There
aren’t as many murals in my home town as I used to remember. In a segregated
town such as ours was a few decades back (and I’m not talking about
officially-sanctioned segregation, but instead, that which endures and
flourishes because it reflects socioeconomic differences), it was always the
case that the murals were found in the “Mexican” side of town. It was a marker
that distinguished us as a community.
These
particular murals are found on a wall next to the city park. The adjoining
businesses are a long-standing mechanics garage and, relative newcomer, a shop
for the selling and repair of lawn mowers. With regards to the latter, it seems
particularly incongruous that they have not taken steps to paint over the
murals. It is a shop that sells higher-end equipment, by makers such as John
Deere, by which I mean to suggest that this is equipment geared towards lots
with lawns that are considerably bigger than those found in adjoining
residential areas.
After
viewing the murals and thinking about them for a few days, I am struck by the
prevalence of images of violence, decay and death. Many of the figures seem to
be either mournful or angry, reflecting a tension and frustration that seems to
be little uplifting.
I’ve seen
murals in other spaces that project longing. There are images of doctors and
nurses and labor leaders, and idyllic park settings that capture an urging for
more open and verdant spaces, a locus amoenus where desires are fulfilled.
In these
murals we have murals that reflect on the pageant of Mexican and Chicano
history. We have a very, very dark Virgen
de Guadalupe, darker than any I have seen, and her visage seems to
communicate not so much a maternal abnegation but instead a type almost of
indifference. She is older as well.
There is a
figure of a white man with a luxuriant beard, one who seems at first glance to
be a Conquistador but without the trappings or the figure of an angry God until
one looks closely and determines that he must be the Mexican Prometheus, the
figure known as Quetzalcoatl.
Skulls
figure prominently, whether used to portray ancient Aztec warriors, dead soldiers, mournful mothers, exploitative plutocrats and yes, even jesters. Perhaps one could say that there is an equalizing impulse in the use of this motif, but also, one would have to highlight as well the way in which they are used to convey not only irony but also a sense of hopelessness. There is a certain spectacle that is conveyed with them, an
insistent drumbeat in the repetition of this motif that sounds as if it projects only one mournful note. It is characteristic, perhaps, of a feeling that overwhelmed these artists during this particular moment, these murals corresponding to the late 70s and early 80s, a moment of anger and pessimism that, like the seething tensions in Los Angeles, didn't find expression otherwise. There seems to be little hope in these angry or grimacing visages.
The soldier
in the pageant of Mexican history is missing a hand. Although the arm is
upraised, the absence of this hand also communicates futility, as if the ideals
of the Revolution are ephemeral, as if they had, indeed, been illusory. Is it a
reference to the missing hand of General Obregón, one of the heroes of the
Mexican revolution and one of the earliest consecrated leaders in its
aftermath?
The pachuco also seems angry as he stands
next to his lowrider. He is defiant, threatening, with a pose that seems to
convey a challenge. What a difference between him and the peasants, his forbearers,
in the preceding mural, they who seem almost helpless under the weight of a
historical struggle that seemed to prove so futile.
Skulls are
also defiant, of course. They represent a visage that is one of the “Mexican
masks” that characterize Mexican identity, if we recall Octavio Paz’s essay
from his collection El laberinto de la
soledad.
But skulls
only grimace, they don’t nurture, they accuse and the mock. Here, in the
references to a pre-Colombian Mexican past, the skulls seem threatening and even the grill of a lowrider car bears more than a striking resemblance to a skull. What we have is a catalogue of defiance and aggression, unfortunately, with little of the lyrical quality or the baroque exuberance of murals I have seen in other communities, for example, those painted in certain areas of East Los Angeles.

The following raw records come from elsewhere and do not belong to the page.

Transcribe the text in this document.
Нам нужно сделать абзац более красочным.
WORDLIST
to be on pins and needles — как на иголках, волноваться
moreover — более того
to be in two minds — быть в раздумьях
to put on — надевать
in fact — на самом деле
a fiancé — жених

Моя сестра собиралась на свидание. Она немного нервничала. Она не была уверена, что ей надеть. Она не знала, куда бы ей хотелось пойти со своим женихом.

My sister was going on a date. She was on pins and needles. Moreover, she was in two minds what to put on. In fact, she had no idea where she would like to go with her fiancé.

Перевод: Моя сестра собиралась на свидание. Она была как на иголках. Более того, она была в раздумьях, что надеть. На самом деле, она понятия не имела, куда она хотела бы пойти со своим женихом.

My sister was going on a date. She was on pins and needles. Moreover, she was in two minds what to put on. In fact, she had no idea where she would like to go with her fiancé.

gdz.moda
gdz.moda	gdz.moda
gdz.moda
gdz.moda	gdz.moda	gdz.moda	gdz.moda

Perhaps we always have felt ourselves to be embattled. There was, to reiterate an earlier point, a de facto segregation in this town when we were young, and we felt as if we (by which I am referring to the Mexican and Chicano community) were in a subservient position. But it still strikes me that these murals seem dated.
Perhaps we always have felt ourselves to be embattled. There was, to reiterate an earlier point, a de facto segregation in this town when we were young, and we felt as if we (by which I am referring to the Mexican and Chicano community) were in a subservient position. But it still strikes me that these murals seem dated.
I’m not sure if muralismo or these themes of resistance and defiance, using this traditional iconography, hasn’t exhausted its power.